A corporation’s purpose is to maximize profits while minimizing costs. That is what makes shareholders wealthy. However the world of insurance is different than just about any other corporation. Insurance companies have legal and contractual obligations to take care of their insureds and deal fairly with injured people making claims. But that doesn’t always happen. The conflict inherent in acting for the benefit of an insured while also maximizing profits creates a very real problem.

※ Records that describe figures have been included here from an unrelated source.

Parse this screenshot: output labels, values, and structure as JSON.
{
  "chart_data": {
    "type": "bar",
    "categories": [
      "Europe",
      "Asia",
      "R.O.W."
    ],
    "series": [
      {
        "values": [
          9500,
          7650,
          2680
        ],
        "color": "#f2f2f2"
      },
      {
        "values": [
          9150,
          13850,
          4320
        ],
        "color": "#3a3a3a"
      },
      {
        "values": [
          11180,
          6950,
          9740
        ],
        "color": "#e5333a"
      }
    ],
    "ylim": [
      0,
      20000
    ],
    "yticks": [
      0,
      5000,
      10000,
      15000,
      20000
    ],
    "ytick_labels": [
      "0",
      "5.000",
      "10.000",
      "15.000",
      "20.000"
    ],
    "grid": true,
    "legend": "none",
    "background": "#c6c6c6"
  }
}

That problem is not theoretical, but as the Utah Supreme Court documented, it is very real and creates the opportunity for insurance companies to put their own financial gains ahead of all else, even the welfare of their paying customers.
Do some research before selecting an insurance company. Not all are equal. And if you feel like you have been wronged by your insurer, no matter who it is, talk to a lawyer about it.